When I started preparation for jee,  I thought  Irodov  is  very difficult.  A close reading of the book reveals that it is not so provided, i repeat, one reads HCV .

Let us take 1 example.

Q. 1.1
A motorboat going downstream overcame a raft at a point A ;  t= 60 mins later it turned back and after some time passed the raft at a distance L= 6.0 km from the point A. Find the flow velocity assuming the duty of the engine to be constant.


solution :

How to solve the problem ??

Basically this requires the concept of relative motion---more specifically, relative motion in one dimension.

Let us assume that the flow of water is from left to right ( +ve dirn of x axis ).
This is downstream. The motorboat is going downstream.

At t = 0 , ( beginning ) , the raft and motorboat are at point A.  The velocity of the raft ( no engine ) is = velocity of the river.

At  t = 60 mins, motorboat ( with engine ) goes far away from raft , say , at point P ( in the +ve dirn of x axis ) , ahead of raft which proceeds only up to point B ( in the +ve dirn of x axis ) .

Clearly, time taken by the boat to reach P from A = time taken by the raft to reach B from A.

Then  the boat turns back from the point P , but raft proceeds from B to C.

Then the 2 meet at point C. The boat going upstream and raft going downstream.

Let the 2 meet at time  = t + t ₁  at point C.

So, time taken by raft to reach from B to C = time taken by boat to reach  C  from P in the reverse motion ( upstream motion )

For our visualization, we can consider a line along X axis with origin at A , then B. then C and then point P.

Now  V _a = actual velocity of boat ( with engine )

        V _b = actual velocity of raft = velocity of river.

so, during downstream ( going along +ve X axis ) ,

if V _c = relative velocity of motor wrt stream, then

                     V _c = V _a  -- V _b

                      V _a  =  V _b +   V _c

                  so time  t = AP /  V _a  =  AP / ( V _b +   V _c )

But AB = distance travelled by raft in time t = t ( V _b )

now let us focuss abt upstream when the motorboat turns back. ( going from right to left or towards -ve X axis ).

                    During upstream  V _c = V _a  +   V _b

( the boat turns back but raft goes forward )

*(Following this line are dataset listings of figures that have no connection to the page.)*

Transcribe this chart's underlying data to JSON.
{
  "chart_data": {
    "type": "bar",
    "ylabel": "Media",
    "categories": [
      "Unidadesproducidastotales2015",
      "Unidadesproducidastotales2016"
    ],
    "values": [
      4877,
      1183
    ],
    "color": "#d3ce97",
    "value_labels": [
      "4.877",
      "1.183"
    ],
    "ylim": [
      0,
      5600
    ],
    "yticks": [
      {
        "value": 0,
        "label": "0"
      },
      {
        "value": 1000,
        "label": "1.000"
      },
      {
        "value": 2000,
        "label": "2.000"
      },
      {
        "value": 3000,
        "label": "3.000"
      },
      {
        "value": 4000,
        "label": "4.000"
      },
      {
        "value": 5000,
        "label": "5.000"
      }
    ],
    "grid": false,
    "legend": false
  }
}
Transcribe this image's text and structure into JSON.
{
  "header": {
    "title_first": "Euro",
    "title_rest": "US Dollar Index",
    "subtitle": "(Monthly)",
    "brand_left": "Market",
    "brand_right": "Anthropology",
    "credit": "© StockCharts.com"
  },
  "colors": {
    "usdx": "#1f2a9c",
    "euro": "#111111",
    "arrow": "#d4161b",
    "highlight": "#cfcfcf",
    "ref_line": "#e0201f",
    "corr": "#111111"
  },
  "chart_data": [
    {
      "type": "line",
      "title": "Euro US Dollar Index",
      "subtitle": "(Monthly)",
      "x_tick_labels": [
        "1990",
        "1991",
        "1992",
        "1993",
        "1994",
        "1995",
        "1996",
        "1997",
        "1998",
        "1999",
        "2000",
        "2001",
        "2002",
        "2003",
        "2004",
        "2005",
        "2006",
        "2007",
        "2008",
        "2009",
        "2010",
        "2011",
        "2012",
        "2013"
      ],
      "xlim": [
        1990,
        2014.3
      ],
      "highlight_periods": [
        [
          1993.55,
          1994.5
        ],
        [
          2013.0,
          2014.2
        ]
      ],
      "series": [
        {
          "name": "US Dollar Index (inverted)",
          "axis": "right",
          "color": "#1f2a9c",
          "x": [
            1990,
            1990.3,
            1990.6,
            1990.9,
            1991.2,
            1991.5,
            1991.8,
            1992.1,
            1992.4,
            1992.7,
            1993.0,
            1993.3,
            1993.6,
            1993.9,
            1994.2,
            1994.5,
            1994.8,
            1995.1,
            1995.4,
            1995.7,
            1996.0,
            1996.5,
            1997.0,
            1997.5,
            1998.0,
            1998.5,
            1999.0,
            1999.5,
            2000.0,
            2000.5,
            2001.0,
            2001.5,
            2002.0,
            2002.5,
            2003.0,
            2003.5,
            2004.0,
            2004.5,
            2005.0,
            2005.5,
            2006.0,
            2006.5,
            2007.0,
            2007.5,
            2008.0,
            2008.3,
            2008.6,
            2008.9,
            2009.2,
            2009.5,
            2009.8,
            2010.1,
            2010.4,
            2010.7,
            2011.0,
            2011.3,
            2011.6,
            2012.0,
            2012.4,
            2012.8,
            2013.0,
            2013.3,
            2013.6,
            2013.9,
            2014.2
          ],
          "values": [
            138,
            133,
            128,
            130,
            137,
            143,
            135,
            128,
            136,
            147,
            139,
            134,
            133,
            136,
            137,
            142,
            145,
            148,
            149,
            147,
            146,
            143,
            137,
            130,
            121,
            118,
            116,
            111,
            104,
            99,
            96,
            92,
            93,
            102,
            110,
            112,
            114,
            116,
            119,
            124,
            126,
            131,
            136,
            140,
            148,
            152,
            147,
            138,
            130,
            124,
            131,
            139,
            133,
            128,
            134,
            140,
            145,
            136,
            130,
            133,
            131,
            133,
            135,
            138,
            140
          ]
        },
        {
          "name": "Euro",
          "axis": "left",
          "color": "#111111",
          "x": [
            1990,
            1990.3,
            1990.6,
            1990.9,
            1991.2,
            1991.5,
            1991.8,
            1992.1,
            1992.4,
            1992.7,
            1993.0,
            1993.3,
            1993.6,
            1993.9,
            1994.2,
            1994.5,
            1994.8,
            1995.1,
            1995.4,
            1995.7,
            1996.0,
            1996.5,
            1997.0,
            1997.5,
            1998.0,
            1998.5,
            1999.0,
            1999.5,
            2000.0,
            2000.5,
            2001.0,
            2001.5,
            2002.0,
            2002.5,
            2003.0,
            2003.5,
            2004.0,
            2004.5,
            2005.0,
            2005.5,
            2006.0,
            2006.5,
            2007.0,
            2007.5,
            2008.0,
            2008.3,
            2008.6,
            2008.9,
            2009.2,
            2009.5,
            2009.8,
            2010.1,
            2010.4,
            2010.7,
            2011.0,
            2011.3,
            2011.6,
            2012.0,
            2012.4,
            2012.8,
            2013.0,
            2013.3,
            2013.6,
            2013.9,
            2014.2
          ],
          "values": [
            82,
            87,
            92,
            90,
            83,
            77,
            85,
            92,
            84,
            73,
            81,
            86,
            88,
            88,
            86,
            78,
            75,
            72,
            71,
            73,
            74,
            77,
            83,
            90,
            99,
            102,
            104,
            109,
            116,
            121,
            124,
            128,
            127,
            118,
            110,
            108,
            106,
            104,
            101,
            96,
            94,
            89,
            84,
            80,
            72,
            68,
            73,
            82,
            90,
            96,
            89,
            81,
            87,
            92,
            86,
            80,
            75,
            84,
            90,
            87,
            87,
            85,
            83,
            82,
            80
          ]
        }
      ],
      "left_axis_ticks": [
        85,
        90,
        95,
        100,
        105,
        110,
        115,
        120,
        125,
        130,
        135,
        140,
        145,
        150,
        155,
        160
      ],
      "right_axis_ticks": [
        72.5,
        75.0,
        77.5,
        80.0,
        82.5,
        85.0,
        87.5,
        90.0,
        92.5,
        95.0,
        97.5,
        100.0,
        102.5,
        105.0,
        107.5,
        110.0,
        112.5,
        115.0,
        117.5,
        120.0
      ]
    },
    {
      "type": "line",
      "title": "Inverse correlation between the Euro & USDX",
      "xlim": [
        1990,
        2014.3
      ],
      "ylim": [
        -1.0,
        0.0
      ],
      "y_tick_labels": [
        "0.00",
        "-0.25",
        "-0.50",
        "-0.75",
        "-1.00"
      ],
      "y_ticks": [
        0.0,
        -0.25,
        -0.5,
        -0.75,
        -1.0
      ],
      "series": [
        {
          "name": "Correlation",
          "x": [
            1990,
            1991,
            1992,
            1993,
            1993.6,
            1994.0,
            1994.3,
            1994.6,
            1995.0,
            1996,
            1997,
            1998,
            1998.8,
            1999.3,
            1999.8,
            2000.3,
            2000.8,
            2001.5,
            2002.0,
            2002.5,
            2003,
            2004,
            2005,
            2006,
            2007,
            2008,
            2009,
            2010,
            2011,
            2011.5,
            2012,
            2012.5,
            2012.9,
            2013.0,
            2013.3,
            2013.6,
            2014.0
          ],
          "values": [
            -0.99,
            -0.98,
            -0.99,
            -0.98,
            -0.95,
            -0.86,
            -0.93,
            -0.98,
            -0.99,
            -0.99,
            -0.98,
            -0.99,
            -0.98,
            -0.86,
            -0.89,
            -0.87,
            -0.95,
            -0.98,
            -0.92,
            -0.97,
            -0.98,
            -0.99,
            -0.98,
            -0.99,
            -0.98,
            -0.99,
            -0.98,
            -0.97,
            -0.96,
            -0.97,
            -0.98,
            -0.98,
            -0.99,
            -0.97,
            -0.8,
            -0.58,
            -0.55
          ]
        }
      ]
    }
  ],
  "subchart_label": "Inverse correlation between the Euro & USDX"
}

                                so,  V _a  = V _c --  V _b 

So, PC = distance travelled by motorboat in upstream in time   t _c

              =  ( V _c --  V _b  )   t _c

BC = distance travelled by raft   in time   t _c  = ( V _b  ) t _c

now
                 AP - PC = AC = L  [ note again A, B then C and then P ]


( V _b +   V _c ) t  -- ( V _c --  V _b  )   t _c  = L


V _c t +  V _b t -- V _c  t _c  +  V _b   t _c   = L ..................(1)

again

                  AB + BC = L

or,  V _b t +  V _b   t _c = L

          V _b  = L /  ( t + t _c )   ..........................................(2)

manipulating 2 and 1 , we get
                                                V _b = L / 2t



Q.1.2

A point traversed half the distance with a velocity V ₀ . The remaining part of the velocity was covered with velocity V ₁  for half the time and with velocity V ₂ for other half of the time. Find the mean velocity of the point averaged over the whole time of motion

soln :

Basically this requires the concept of average velocity in  one dimension.

V _av = total displacement / total time

Let us again visualize points A, B and C serially along X axis from left to right.

Let the particle starts from A at t = 0 . It goes to B at t = t ₁  and then to C
 at t = t ₂ .

now,  AB = BC = L   ( say )

t₁   =  L / V ₀  ......................................( 1)

The time taken by the particle to reach C from B is t ₀ = t ₂  - t₁  

            BC = L =  V ₁  ( t ₂ - t ₁  ) / 2  +      V ₂   ( t ₂ - t ₁  ) / 2 ............(2)

V _av = total displacement / total time  = AC / t ₂ = 2L / t₂ 


from 1 and 2,    L =  V ₁  ( t ₂ - t ₁  ) / 2  +      V ₂   ( t ₂ - t ₁  ) / 2

V ₀  t ₁ = V ₁  ( t ₂ - t ₁  ) / 2  +      V ₂   ( t ₂ - t ₁  ) / 2

doing manipulation,

                V _av = 2 V ₀  (  V ₁ +  V ₂ )  /  2 V ₀  +   V ₁ +  V ₂

This result can be memorized  for short -cut.